At my first check up during my third pregnancy, my doctor offered an ultrasound. I agreed, excited at the prospect of seeing my new baby for the first time. Well, when the doctor swiveled around and wielded what looked like a small rocket launcher for a doppler, I knew my life was about to change.
Our first glimpse was beautiful, of course. Then the doctor asked me, How's your heart? I don't mind telling you, I knew right then and there he could not see my heart with that thing! So, I asked him, why? And he said, Because there's two!!
Well, I had been right. The adventures have not slowed since. At eighteen months it was very clear my boys had their own twin language. this language overrode their normal speech development--well, that and their two interpreters (read: big sisters). At four years of age, we had them tested and discovered a two year speech delay. Off the boys went to a preschool program for children with disabilities (PPCD). By the middle of their second year in this program, we were experiencing more turbulence than we could have ever anticipated. And trust me--with two boys coming in direct succession after two girls, we thought we were prepared.
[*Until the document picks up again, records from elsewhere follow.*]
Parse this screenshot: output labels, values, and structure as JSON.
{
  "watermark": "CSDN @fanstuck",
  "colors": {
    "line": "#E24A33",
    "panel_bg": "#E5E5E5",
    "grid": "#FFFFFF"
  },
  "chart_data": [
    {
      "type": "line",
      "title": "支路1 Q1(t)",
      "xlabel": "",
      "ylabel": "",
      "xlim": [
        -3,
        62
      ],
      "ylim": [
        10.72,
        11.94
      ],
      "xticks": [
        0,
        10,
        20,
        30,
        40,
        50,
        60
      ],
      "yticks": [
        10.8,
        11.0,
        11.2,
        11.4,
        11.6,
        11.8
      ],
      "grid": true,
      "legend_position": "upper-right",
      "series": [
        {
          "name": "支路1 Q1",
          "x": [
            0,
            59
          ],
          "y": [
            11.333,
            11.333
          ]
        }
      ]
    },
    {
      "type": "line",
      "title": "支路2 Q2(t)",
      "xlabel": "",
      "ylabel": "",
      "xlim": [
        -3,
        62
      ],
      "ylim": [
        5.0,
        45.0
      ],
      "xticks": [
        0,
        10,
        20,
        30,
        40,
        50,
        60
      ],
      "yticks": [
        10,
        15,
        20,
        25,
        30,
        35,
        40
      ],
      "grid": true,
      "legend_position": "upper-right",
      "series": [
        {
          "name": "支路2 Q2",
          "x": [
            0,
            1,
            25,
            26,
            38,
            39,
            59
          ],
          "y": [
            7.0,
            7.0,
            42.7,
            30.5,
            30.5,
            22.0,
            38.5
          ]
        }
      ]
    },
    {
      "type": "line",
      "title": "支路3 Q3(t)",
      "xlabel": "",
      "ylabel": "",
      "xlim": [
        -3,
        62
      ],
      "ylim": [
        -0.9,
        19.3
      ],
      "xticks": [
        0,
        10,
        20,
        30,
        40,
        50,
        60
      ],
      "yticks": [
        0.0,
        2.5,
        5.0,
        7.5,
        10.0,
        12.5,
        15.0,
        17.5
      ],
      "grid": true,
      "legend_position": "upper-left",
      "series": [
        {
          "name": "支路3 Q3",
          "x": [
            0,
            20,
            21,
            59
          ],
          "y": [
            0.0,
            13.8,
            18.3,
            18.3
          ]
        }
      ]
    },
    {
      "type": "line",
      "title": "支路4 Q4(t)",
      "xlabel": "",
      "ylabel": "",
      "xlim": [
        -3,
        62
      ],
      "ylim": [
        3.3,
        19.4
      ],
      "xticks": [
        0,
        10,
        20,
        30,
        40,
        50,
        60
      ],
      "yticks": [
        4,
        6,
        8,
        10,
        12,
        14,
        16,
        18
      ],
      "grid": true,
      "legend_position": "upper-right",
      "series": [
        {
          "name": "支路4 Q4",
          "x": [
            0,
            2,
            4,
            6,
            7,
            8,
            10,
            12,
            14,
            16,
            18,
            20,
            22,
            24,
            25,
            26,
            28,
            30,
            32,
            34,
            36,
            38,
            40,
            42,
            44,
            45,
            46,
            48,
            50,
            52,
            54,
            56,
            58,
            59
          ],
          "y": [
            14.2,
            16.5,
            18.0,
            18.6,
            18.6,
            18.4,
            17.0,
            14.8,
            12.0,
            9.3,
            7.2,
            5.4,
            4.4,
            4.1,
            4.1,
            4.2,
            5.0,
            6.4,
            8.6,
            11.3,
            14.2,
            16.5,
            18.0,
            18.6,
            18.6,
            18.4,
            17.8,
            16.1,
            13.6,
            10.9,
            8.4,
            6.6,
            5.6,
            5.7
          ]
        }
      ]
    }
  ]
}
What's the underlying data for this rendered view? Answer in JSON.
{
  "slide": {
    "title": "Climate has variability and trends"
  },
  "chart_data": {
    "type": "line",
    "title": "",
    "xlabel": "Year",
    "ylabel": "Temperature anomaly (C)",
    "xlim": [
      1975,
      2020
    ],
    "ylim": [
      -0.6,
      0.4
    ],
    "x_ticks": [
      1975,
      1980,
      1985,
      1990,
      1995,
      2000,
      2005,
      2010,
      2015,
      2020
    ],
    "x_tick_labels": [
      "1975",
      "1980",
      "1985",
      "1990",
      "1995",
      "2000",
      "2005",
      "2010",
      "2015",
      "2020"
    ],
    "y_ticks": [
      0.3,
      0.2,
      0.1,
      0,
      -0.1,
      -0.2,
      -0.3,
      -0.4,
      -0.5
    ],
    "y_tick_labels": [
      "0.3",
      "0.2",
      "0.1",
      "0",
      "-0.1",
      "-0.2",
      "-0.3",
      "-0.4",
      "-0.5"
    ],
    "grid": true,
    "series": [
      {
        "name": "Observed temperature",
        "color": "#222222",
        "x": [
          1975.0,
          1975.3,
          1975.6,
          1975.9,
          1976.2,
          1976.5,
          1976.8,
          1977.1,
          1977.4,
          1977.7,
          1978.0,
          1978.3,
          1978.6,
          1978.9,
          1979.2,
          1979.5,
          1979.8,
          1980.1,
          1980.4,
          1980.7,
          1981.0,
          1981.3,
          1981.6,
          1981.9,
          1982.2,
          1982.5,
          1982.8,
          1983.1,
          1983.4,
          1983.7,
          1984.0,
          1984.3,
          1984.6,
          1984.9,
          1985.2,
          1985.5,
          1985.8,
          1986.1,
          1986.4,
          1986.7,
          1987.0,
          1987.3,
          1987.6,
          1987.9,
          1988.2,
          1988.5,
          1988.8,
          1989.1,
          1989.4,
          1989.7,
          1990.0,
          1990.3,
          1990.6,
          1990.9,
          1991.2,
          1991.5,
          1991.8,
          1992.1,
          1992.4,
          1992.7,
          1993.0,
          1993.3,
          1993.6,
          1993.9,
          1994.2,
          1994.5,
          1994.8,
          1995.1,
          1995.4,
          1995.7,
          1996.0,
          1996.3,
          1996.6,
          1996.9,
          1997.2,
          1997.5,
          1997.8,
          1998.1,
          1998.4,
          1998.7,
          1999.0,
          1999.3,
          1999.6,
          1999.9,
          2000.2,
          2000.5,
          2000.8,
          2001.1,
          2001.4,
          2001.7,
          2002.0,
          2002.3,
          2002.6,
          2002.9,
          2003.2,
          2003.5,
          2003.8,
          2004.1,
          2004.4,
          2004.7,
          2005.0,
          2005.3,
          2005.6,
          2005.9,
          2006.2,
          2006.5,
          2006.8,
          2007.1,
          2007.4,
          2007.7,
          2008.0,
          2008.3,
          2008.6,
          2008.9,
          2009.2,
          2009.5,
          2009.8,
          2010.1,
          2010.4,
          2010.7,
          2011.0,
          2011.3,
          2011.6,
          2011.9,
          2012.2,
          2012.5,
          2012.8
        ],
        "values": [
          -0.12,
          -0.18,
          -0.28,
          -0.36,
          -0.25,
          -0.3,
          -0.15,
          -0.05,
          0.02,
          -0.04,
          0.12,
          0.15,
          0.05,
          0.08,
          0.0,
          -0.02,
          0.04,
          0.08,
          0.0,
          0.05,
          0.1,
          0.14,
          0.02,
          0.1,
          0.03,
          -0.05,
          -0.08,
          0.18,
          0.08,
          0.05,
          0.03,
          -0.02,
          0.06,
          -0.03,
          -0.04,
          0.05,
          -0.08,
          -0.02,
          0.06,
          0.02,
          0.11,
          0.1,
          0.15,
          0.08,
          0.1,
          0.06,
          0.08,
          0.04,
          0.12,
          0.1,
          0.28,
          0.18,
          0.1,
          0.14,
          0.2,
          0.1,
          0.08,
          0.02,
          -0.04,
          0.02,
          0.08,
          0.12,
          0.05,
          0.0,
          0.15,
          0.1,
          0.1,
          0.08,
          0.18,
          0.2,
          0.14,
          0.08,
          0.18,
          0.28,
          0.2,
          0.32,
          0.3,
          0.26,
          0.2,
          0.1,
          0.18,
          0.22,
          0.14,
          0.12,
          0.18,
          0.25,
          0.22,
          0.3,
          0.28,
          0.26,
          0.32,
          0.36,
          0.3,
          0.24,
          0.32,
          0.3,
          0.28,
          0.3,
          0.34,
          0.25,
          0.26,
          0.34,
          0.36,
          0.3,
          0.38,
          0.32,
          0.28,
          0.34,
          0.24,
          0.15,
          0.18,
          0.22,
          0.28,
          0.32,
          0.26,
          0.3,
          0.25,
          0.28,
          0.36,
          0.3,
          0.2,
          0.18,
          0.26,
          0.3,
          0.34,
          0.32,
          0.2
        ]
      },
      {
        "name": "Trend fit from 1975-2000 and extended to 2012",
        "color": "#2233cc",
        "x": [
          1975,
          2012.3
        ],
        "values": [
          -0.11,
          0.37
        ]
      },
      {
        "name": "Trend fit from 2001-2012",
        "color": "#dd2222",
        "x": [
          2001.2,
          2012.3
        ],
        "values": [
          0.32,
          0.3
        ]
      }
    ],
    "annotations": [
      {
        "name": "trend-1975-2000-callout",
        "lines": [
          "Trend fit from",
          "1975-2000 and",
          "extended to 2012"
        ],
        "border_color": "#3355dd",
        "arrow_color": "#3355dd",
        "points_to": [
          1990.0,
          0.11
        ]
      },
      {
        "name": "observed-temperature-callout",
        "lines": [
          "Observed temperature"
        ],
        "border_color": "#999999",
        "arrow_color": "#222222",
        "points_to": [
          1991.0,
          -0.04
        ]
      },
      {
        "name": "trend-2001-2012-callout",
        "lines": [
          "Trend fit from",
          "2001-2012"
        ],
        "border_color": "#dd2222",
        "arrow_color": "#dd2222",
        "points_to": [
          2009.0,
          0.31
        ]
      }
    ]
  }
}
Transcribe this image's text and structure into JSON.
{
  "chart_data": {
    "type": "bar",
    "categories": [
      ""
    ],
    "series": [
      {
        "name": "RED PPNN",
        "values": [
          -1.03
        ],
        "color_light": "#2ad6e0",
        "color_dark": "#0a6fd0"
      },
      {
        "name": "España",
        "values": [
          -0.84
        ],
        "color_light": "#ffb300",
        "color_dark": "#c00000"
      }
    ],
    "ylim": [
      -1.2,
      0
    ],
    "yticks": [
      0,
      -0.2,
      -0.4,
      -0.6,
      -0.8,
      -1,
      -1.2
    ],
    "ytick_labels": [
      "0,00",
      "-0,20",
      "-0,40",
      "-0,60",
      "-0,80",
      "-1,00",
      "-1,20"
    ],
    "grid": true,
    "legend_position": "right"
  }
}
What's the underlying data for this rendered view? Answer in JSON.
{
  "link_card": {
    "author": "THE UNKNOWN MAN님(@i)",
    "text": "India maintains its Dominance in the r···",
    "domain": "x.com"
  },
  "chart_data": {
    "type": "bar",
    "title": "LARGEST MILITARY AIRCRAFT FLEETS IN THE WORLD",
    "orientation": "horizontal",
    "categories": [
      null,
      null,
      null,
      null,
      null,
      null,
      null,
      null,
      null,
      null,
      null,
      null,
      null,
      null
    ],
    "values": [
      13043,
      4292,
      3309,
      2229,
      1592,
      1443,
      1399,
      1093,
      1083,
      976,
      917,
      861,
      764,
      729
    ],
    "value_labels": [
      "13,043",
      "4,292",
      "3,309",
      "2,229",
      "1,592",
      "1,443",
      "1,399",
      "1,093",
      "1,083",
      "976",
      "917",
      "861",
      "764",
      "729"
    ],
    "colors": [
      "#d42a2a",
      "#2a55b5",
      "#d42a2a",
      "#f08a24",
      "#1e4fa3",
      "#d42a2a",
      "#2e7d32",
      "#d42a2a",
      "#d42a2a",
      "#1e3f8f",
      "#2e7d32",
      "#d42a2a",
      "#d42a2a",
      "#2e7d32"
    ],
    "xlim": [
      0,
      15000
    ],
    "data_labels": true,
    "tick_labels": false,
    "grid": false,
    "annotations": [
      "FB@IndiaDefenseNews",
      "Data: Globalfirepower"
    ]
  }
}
Ryan suddenly had violent-aggressive meltdowns in class. Reagan was mostly sucking his thumb and hiding under tables when he was mad. As a psychology major I recognized some earmarks of Asperger's syndrome--yet, the boys had no problems with social interaction (um...when they weren't angry LOL). To make a long journey short, just today we met with the school team to consider placing the boys back into the mainstream schools in the hopes of getting them on track with their speech, their coping skills (yes, really!), and academia.
Part of me feels like a bad mother. Why haven't I done more? What could I have done to prevent this from happening (nothing!!)? Wouldn't a good mother "tough it out" and work through all the issues?
Well, I've come to realize that while God has definitely gifted me with a special way of working with children, there is a limit to my expertise. I realize there are advocates out there for both sides of this issue--and that is not my intent here. My intent is to realize that at times, we have limits. Without the ability to recongize those limits, we may end up in a heap of trouble. We must also examine what God asks of us, and then once we know that truth, we must offer absolute surrender to His will. That's not easy. But it is vital to a fulfilled life. God knows what's best for my children. If I trust him, then I know that my family will make it.